Jetzt freute er sich erstmal darauf Kai wieder zu sehen. Die Tage ohne Freunde in der anderen Klinik waren unglaublich langweilig gewesen. Er wusste nicht, wie er das vor Kais Ankunft hier durchgehalten hatte.
Schnell schloss er sein Zimmer auf, schmiss seinen Koffer hinein und ging sofort wieder, allerdings nicht ohne das Fenster weit aufzureißen, denn die Luft war nach den Tagen abgestanden und stickig. Dann befand er sich auch schon wieder im Gang und lief mit zügigen Schritten auf die Zimmertür seines Freundes zu. Doch kurz davor stockte er. Aus Kais Zimmer drangen Stimmen. Beziehungsweise eine Stimme. Die Stimme einer weiblichen Person, eindeutig. War Kais Freundin vorbeigekommen? Sie war bis jetzt nur zwei mal da gewesen, weil sie studierte, doch Flo hatte die beiden bei ihren Treffen immer alleine gelassen, damit sie Zeit für sich hatten.
Trotzdem klopfte er nach kurzem Überlegen an die Zimmertür. Wenn sie wirklich da war, würde er nur kurz hallo sagen und wieder gehen. Wenigstens hätte er dann genug Zeit seinen Koffer auszupacken, dachte er, während er die Tür öffnete und den Kopf hereinstreckte. Die Person, die bei Kai neben dem Bett auf einem Stuhl saß, hatte zwar braune Haare, wie seine Freundin, aber es war eindeutig nicht sie, dafür war sie viel zu groß. Er erstarrte, als er erkannte, wer da auf dem Stuhl saß. Er hätte diese Person überall erkannt. Immerhin war sie einer der ersten gewesen, die er gesehen hatte, nachdem er aufgewacht war. Es war Linda.
„Linda?!", Flo starrte sie mit offenem Mund an. Kai konnte sich sein Grinsen nicht verkneifen, ebenso wenig wie Linda selbst, die aufsprang, auf ihn zulief und sich ihm in die Arme warf. Flo umarmte sie für ein paar Sekunden, doch als er sie losließ konnte er es immer noch nicht richtig glauben: „Was machst du denn hier?" Sie grinste nur noch breiter: „Naja, Köln ist ja nicht allzu weit weg von Gladbach, da dachte ich ich komm einfach mal vorbei. Ich hab Urlaub und sowieso nichts besseres zu tun." Flo strahlte: „Das ist ja cool!"

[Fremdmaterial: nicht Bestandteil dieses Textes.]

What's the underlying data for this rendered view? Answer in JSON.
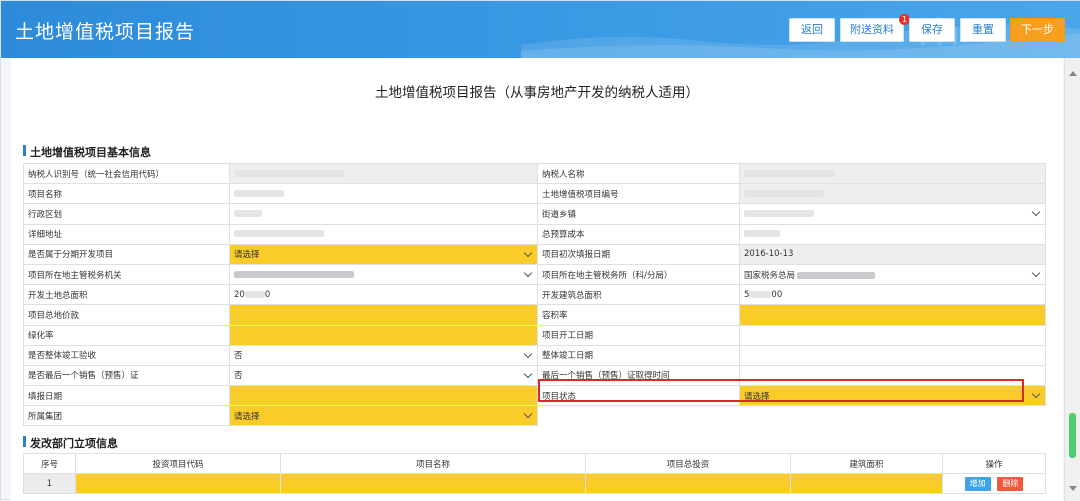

Kai hinter ihr, der noch am Tisch saß, grinste: „Ich wusste, dich muntert das auf." Linda runzelte die Stirn: „Warum brauchst du was zum aufmuntern?" Flo zuckte nur mit den Schultern. „Ich komm grade aus München, wegen der Untersuchungen, von diesem Spezialisten." Sie nickte, sie wusste, wovon er sprach. „Naja, der hat genauso wenig gefunden. Sieht wohl so aus als würde ich mein Gedächtnis nie zurück bekommen." „Oh nein", Linda starrte ihn an, sie schien von der Diagnose geschockter als er selbst und umarmte ihn spontan noch einmal. Als sie ihn wieder losließ hatte auch Flo Tränen in den Augen. „Verdammt, das tut mir so leid für dich Flo!" Noch einmal zuckte er mit den Schultern und versuchte ein Lächeln, was ihm nicht wirklich gelang. „Wenigstens kann ich jetzt endlich richtig damit abschließen", seine Stimme klang rau. Kai war ebenfalls ganz still geworden.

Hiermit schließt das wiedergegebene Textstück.